I can't remember exactly the time span of events after that trip, but it wasn't too long after that, (maybe several months?), that Joe and I got a call early on a Sunday morning from my mom. She told us that he had finally admitted the truth, that there indeed was another woman. He was at church that morning (a little ironic! lol) when she called. What do you say to your mom when your dad has just broken her heart and crushed everything they had for almost 28 years?! "Oh no! Mom, I'm so sorry, I'm so sorry" I kept saying.

They did get a divorce (as did my sister from her first husband, for similar reasons earlier that same year) Of course it took awhile for all to be final, but their divorce was eventually final the week before my wedding. What timing, huh?

There is obviously much more to this story as a whole, that I will not get into right now. But I do want to say that my dad was not just cheating on a hormonal whim. He believed that he had found his soul mate in this other woman, he was in love with her. It was tearing him up, because he didn't want to leave his family, but he also knew he was supposed to be with this other lady. It's a long, complicated story of emotions, feelings, and events that is too long for this entry.

Yes, he should have ended things with my mom before going to someone else, I don't excuse that. But in all fairness, I want to mention that aside from this betrayal, he is a great person and he has been one of the biggest inspirations in my life and I look up to him with great admiration.

And if you're wondering...My dad did marry the other woman. Now, almost 9 years after they got married, they are still very happy. My mom has had a boyfriend for almost that many years also, and he is very good to her. My dad's wife is a wonderful woman, and she is phenominal with my boys and my sister's boys. We all wish things had happened in a different order, but in the end everyone is probably happier with their lives.

Other Monday Memories:

Shelli (new hostess of MM)

Kdubs

Uisce

Melissa

Kimmy

Norma

7 comments:

Norma said...

This is really painful to read, and even though I don't know the people, I wish it had turned out differently. I'm guessing he and your mom were happy 9 years into their marriage too. Sigh.

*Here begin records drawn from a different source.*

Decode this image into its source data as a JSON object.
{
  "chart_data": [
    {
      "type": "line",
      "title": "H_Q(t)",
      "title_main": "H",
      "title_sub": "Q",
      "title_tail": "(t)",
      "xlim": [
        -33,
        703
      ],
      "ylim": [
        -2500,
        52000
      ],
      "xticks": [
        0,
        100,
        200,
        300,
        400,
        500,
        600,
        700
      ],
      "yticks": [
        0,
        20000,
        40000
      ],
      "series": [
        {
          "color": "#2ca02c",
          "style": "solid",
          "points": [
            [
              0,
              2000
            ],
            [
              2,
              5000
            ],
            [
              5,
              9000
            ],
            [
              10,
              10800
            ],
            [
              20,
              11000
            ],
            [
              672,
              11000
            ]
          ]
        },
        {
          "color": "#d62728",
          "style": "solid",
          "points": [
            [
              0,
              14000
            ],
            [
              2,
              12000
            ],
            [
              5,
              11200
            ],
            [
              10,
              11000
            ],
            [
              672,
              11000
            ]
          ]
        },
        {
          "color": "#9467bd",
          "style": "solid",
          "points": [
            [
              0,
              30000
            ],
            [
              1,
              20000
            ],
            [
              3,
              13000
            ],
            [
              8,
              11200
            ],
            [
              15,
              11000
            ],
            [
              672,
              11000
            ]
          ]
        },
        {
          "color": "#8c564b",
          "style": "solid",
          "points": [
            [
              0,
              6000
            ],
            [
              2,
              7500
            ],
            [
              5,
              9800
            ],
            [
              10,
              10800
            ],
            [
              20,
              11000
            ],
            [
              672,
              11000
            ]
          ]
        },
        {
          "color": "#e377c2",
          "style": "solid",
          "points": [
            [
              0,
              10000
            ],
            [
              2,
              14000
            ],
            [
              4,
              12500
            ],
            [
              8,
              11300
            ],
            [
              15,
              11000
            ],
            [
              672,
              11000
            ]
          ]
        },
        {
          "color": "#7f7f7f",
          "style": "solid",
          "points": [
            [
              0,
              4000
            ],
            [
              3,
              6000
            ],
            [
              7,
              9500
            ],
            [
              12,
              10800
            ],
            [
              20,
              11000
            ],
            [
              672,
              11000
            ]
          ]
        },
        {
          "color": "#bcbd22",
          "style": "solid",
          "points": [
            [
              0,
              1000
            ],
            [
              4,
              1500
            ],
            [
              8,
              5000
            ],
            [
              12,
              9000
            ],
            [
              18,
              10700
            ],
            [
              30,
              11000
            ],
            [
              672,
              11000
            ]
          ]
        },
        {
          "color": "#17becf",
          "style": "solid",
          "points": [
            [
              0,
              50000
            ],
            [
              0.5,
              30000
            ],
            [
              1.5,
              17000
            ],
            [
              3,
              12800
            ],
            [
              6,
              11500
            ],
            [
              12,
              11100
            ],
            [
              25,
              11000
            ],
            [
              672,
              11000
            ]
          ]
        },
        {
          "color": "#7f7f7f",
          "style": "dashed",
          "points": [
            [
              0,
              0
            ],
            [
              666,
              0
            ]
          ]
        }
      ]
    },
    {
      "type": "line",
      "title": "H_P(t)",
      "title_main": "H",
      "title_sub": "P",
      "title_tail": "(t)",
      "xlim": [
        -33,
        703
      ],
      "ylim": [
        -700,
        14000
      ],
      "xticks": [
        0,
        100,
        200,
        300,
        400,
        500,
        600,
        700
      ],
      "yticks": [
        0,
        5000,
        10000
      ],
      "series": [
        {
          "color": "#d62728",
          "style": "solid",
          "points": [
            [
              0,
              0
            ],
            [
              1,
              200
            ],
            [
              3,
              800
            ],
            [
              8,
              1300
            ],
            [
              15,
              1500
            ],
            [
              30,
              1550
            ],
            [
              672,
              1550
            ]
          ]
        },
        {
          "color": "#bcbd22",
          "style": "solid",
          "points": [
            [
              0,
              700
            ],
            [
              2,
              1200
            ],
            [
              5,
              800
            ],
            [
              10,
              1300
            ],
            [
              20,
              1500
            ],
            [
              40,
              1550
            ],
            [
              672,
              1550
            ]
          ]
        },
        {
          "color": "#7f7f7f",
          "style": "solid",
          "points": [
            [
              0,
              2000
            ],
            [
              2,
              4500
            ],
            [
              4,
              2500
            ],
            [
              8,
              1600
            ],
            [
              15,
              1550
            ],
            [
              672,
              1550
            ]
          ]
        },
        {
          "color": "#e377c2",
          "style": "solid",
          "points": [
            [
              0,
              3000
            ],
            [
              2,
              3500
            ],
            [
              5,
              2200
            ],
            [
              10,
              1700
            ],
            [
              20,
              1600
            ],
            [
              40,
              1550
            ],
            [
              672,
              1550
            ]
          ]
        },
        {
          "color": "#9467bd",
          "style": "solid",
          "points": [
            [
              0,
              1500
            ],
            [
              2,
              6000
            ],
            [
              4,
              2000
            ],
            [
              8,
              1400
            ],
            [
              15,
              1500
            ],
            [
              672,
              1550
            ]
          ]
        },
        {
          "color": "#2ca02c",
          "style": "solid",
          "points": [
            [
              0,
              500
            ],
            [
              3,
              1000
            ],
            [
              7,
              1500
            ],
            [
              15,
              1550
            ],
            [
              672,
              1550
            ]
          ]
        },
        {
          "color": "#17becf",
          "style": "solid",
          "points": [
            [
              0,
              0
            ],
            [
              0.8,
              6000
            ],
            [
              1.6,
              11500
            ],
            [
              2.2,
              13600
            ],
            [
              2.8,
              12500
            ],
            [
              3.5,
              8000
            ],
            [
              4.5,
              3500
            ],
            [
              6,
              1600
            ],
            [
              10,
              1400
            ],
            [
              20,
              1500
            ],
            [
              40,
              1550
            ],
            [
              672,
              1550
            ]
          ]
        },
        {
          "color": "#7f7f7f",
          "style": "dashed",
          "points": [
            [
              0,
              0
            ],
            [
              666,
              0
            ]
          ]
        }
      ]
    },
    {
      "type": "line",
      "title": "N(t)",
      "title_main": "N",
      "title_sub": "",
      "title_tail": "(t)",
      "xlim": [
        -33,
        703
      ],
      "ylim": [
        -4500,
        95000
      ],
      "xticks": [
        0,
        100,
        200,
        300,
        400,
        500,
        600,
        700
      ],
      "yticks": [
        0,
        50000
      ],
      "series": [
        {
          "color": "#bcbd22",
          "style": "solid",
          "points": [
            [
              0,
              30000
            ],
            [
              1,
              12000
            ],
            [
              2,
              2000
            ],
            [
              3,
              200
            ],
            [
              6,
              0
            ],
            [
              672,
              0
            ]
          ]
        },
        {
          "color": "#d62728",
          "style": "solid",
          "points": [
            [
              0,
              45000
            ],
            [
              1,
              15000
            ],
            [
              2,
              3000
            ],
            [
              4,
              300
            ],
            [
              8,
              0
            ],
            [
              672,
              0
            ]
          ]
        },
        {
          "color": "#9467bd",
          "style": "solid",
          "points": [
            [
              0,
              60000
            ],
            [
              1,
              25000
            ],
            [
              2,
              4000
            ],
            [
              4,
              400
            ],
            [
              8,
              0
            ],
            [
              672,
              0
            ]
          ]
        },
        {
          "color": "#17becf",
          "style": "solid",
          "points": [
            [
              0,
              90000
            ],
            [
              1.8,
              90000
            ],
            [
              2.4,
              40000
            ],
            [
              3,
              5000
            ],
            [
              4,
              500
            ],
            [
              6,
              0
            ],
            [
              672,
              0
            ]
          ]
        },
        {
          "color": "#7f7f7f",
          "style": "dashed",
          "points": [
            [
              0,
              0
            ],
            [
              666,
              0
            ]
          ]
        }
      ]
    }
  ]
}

My MM blog is up too. You're a good writer Courtney.

Veronika said...

Wow. That is really sad. It's good to know that you don't harbor any hard feelings toward your father. I'm sure it was very painful for him to decide what to do.
Thank you for sharing-
My MM is up
:)

Kimmy said...

Wow. That was heart breaking. I am so sorry you and your family had to go through that. The one blessing is that they are both happy where they are now. I hope that helps ease the pain a little.

What was it with the sad theme this week? We have got to do something funny next week :P

Thanks for stopping by!

Write From Karen said...

Oh wow Courtney. I think what struck me the most was your reaction to all of this. Though I could hear your pain, I could also sense your maturity and resignation over something you could not control. Kudos to you girlfriend, and thank you for sharing a very raw memory.

Melzie said...

Aww... that is sad- good on teh how it is now, but sad back then...

Uisce said...

You are so understanding. What a gift! Sometimes things happen for reasons we can't understand or don't want to. And sometimes things happen that are hurtful by their very nature. You have a good heart, you really do.

Courtney said...

Wow, thank you all for such nice comments about me! Wasn't expecting that, lol! I appreciate everything each one of you said. How sweet you all are!